O sentimento mais objetivo que o afastamento de Collor suscita, hoje em dia, é o de condenação do Poder Judiciário e, em particular, do Supremo Tribunal Federal, onde se arrastam –se é que de algum modo se movem– as peças principais dos vários inquéritos. Excluída a perda dos seus instrumentos de operação ilegal por Collor e seu grupo, o Poder Judiciário revelou-se o grande perdedor em todo o episódio. E nisso comprometeu ainda mais a já frágil idéia de que o Brasil vive em regime verdadeiramente constitucional e medianamente democrático. Onde o Poder Judiciário não exibe a prática da Justiça não há tal regime, sequer de maneira incipiente.

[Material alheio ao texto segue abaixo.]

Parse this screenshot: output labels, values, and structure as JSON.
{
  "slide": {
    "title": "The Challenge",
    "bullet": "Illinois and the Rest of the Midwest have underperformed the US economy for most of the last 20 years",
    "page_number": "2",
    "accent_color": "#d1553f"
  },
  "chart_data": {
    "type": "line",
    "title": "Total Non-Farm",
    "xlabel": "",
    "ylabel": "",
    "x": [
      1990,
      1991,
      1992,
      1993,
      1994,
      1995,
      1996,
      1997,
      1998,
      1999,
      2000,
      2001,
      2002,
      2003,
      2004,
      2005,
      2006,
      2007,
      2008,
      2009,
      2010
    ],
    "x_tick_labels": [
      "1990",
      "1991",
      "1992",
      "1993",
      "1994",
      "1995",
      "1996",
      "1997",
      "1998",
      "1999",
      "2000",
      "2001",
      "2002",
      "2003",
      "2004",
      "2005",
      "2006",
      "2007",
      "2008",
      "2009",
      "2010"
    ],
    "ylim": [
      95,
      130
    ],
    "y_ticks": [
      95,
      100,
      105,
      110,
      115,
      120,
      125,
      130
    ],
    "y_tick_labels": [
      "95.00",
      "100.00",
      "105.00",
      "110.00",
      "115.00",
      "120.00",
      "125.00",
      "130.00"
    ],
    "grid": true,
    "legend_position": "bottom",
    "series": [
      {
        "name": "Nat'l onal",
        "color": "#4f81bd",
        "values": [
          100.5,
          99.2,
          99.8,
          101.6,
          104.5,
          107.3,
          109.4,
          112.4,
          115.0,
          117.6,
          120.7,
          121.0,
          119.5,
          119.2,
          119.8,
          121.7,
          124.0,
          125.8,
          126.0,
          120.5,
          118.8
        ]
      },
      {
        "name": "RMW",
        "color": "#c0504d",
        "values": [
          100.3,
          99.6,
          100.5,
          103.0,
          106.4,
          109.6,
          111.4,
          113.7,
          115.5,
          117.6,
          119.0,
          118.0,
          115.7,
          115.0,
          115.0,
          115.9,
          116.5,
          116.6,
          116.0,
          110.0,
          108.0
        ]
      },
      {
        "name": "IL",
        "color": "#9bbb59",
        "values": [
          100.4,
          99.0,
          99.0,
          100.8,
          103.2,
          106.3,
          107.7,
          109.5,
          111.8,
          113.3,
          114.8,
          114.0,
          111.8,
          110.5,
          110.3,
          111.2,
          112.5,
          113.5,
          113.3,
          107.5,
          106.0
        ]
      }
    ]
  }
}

Em contrapartida ao desgaste do alto Judiciário encontra-se uma vitória inconcebível ao tempo do impeachment: o esquema político de Collor, que tentou mantê-lo e ao seu grupo até os últimos recursos possíveis, os legítimos e os imorais, não sofreu sequer um arranhão. Isto já seria impensável em um regime de fundamentos constitucionais e democráticos. Não foi tudo, porém. O esquema preservou a sua posição dominante e, mais ainda, comprova-a e consolida-a na anunciada conquista da Presidência da República pela aliança em que é uma força fundamental.
Virada
O feito mais relevante destas eleições, até agora, é a virada de Cristovam Buarque na disputa pelo governo do Distrito Federal. Ao alcançar o segundo lugar nas intenções de voto, o brilhante ex-reitor da Universidade de Brasília faz mais do que se inscrever como provável disputante do segundo turno: derrota a dinheirama e a máquina acionadas pelo governador Joaquim Roriz em benefício de Valmir Campello e Maria de Lourdes Abadia, esta empurrada ainda pelos peessedebistas.
O empenho de Roriz para alijar Cristovam Buarque origina-se no risco, representado pelo candidato de oposição ao seu esquema, de inquéritos que devassem sua administração. E haveria muitos a fazer –além do que já há.